It does! I'm in a similar situation with shade trees, but seriously thought about lopping them all down and doing it anyways. It was tempting to put a big "geothermal!" mark at COP5+ on the graph, but it was already too crowded.

Had to cut almost everything about ground-source stuff for length, but I think it's the future in cold climates, and Europe is making a serious mistake trying to push air-source units rather than street-level ground source. There's a tremendous amount of wasted heat flowing down every sewer pipe without even having to do any digging, and ultra-low-temperature local cogeneration would make even a simple gas turbine about 260% efficient.

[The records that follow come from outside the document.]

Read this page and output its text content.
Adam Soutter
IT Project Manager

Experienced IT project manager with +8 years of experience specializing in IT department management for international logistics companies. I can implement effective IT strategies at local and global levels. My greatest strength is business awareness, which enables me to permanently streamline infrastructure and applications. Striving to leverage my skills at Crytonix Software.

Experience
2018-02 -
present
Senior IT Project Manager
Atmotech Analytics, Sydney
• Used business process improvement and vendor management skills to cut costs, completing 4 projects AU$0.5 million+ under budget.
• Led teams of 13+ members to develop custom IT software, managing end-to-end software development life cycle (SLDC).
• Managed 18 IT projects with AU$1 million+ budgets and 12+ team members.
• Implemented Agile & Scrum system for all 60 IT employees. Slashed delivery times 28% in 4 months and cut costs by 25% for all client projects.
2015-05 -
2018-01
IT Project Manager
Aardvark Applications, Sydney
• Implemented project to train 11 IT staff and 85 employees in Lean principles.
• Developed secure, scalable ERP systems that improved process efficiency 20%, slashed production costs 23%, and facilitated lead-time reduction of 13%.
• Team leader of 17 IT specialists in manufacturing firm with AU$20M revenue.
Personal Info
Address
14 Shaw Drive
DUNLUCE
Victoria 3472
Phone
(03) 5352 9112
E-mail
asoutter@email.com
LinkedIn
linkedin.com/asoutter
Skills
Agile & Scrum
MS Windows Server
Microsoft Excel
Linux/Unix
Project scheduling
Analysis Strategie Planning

There's a tremendous amount of wasted heat flowing down every sewer pipe without even having to do any digging

I've thought about this before, and what I came up with was water-water heat exchangers in shower drains, between the outflow and the cold inflow. You'd want a thermostat-controlled valve to keep the shower temperature from drifting, but that'd be an improvement to UX even without the HX. Dishwashers could do the same thing to recycle heat from prewash->wash->rinse. (IDK if warm rinse would be more effective, but it'd use less energy to dry.)

Putting the recovery device as close as possible to the producer of warm graywater gets you the highest-grade heat, and also means your HX doesn't have to tolerate actual poo. In the individual house/apartment, drain heat is intermittent and unreliable, but conveniently correlated with the need for hot water. Building-level heat capture could smooth out the availability with a big buffer tank, but hot sewer water is diluted with cold.

In large apartment buildings, the owner could install a cold water pre-heater (to say, 20°C or so), using the most economical type of heat for the climate, which would reduce cooking energy (and time) in winter. People might naturally use less hot water for washing hands too. A couple of years ago, I measured the flow rate and hot-cold temperature delta of my kitchen faucet in winter, and now whenever I run the hot water waiting for it to warm up, running through the back of my mind is, "YIKES 13 kW!"